There was a speech [recently] from the Bank of International Settlements, talking about the opportunities that banks have around developing their own tokenised issuance capability – that actually aligns with the work the UK is doing in looking at the opportunity for a ‘Regulated Liability Network’, and a number of banks in the UK are exploring that right now. It supports the view that we can create a distributed network that could allow us to then issue our own coins.

That’s happening firm-by-firm and internationally and joining up with the institutions that are guiding policy around the world, but from a firm basis, not necessarily from a regulator basis.

Do you think the G20 is the right platform for that global collaboration, or do you think it’s the FSB?

Well, it’s funny, isn’t it? There’s a few of us who could quote what the G20’s ambitions are. But again, you’ve already said there’s another one, the FSB is looking at this, who else is? So, there’s a point at which it’s difficult to reconcile the breadth of expectation and then look at what you’re doing across your own desk and get on with it.

Although not intentional there’s a lack of international coordination which sows the seeds of people ignoring it, and just getting back to their domestic agenda. We’ve got to agree between us what we’re going to look at and how we’re going to support those institutions.

If we don’t talk to each other about how we’re going to coordinate, we’re going to make our own minds up rather than coming up with a joined-up partnership approach.

In terms of retailers getting on board with CBDC payments, do you expect retailers to be reluctant?

We don’t know what the business case is for CBDCs – it’s not clear.

If you look at some of the wording in the consultation, it talks about the banks and other providers having to work out how they can cover the cost of providing wallets and to cover the cost of those services, we’d have to work that out with retailers.

What’s the commercial model to provide equitable customer protection against what we do in the card model today? We must look at the lessons we’re learning from APP because there’s no customer protection in faster payments that would equal the card model.
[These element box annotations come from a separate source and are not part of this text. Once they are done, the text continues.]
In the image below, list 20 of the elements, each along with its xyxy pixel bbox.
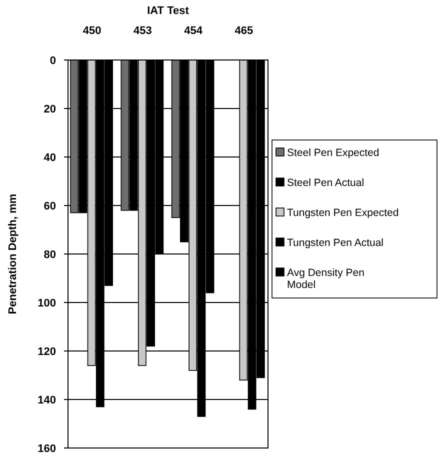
x-tick-label: 453 xyxy=(134,25,152,37)
y-tick-label: 60 xyxy=(44,200,56,212)
y-tick-label: 120 xyxy=(38,346,56,358)
legend-label: Steel Pen Expected xyxy=(287,147,380,159)
legend-label: Avg Density Pen Model xyxy=(287,267,365,291)
legend-label: Tungsten Pen Expected xyxy=(287,207,399,219)
legend-label: Tungsten Pen Actual xyxy=(287,237,384,249)
x-tick-label: 465 xyxy=(234,25,254,37)
x-tick-label: 450 xyxy=(82,25,102,37)
y-tick-label: 40 xyxy=(44,152,56,164)
y-tick-label: 160 xyxy=(38,442,56,455)
y-tick-label: 0 xyxy=(50,54,56,67)
y-tick-label: 140 xyxy=(38,394,56,406)
x-tick-label: 454 xyxy=(184,25,204,37)
legend-label: Steel Pen Actual xyxy=(287,177,364,189)
x-axis-title: IAT Test xyxy=(147,5,190,17)
y-tick-label: 100 xyxy=(38,297,56,310)
y-tick-label: 20 xyxy=(44,103,56,116)
y-axis-title: Penetration Depth, mm xyxy=(7,194,19,314)
y-tick-label: 80 xyxy=(44,248,56,261)
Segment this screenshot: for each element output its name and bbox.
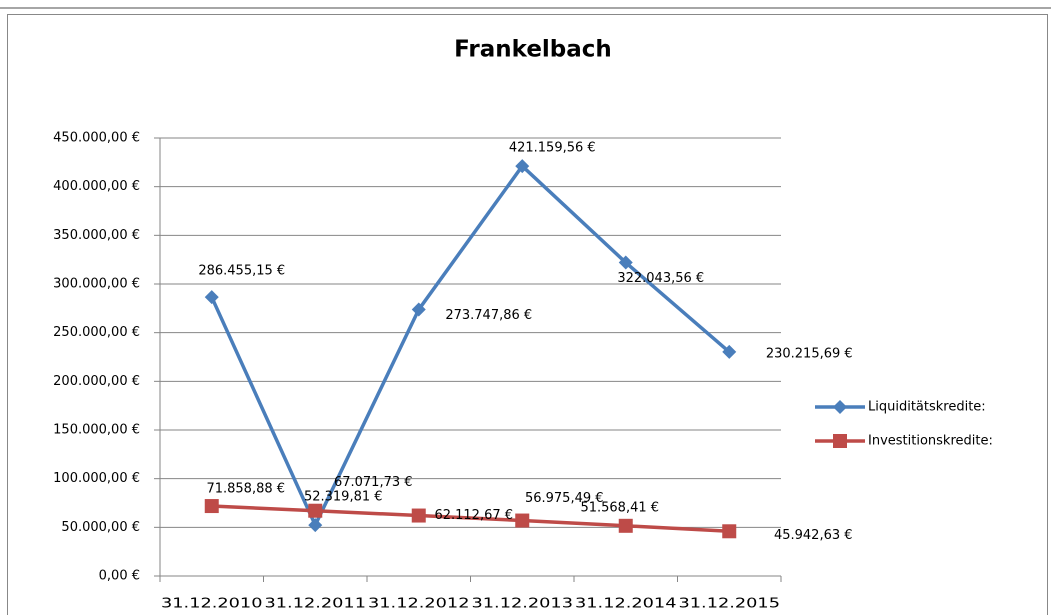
data-label: 322.043,56 €: [617, 271, 704, 286]
data-label: 71.858,88 €: [206, 482, 285, 497]
marker: [204, 499, 219, 514]
data-label: 51.568,41 €: [580, 500, 659, 515]
y-tick-label: 200.000,00 €: [53, 374, 140, 389]
y-tick-label: 400.000,00 €: [53, 179, 140, 194]
data-label: 273.747,86 €: [445, 308, 532, 323]
data-label: 52.319,81 €: [304, 490, 383, 505]
marker: [618, 518, 633, 533]
x-tick-label: 31.12.2013: [472, 597, 574, 612]
y-tick-label: 150.000,00 €: [53, 423, 140, 438]
y-tick-label: 100.000,00 €: [53, 471, 140, 486]
data-label: 56.975,49 €: [525, 491, 604, 506]
legend-label: Liquiditätskredite:: [868, 400, 986, 415]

That starts to add a whole layer of cost and complexity on top of an already potentially difficult to deliver brand new way of doing business; people may question why?

If you look at Project Rosalind; I went to global showcasing event, where a number of participants were asked to illustrate the use cases to demonstrate the benefits of CBDC. From my view, the majority of the use cases you could do with what we have available to us today.

The challenge is how do we get the right API capabilities, the right connectivity, especially leveraging the things we have today, and build the right customer protections. There are certainly some interesting opportunities in the field of ‘programmable payments’ and I’m sure that’s where exploration can focus to find value.

In the response we gave to the bank on the initial consultation we raised, as an industry through UK Finance, a big question about customer protection. I can’t see that this has really been answered in the consultation. So, we’ve got a long way to go to understand how any of that could compete with a really mature card model that works very well for customers.

What’s the next big step in making progress?

We’ve got to work out how we get better at partnerships between the banks, the fintechs, and the regulators to understand what is the customer outcome we’re looking for? We can all get some benefit out of that; we can all build commercial models if we find ways to give the right answer, and outcome, to a concern.

What we can’t do is come up with solutions and then go hunting a problem. We’ve got to be going to the customer and ask what they need. What do we need to fix for you? Then, look at how we leverage what we’ve got available in front of us.

That means making better use of the investment we’ve already made today, better use of the technologies that are available to us, and really thinking hard about how we build a narrative and iterate improvement over the coming years.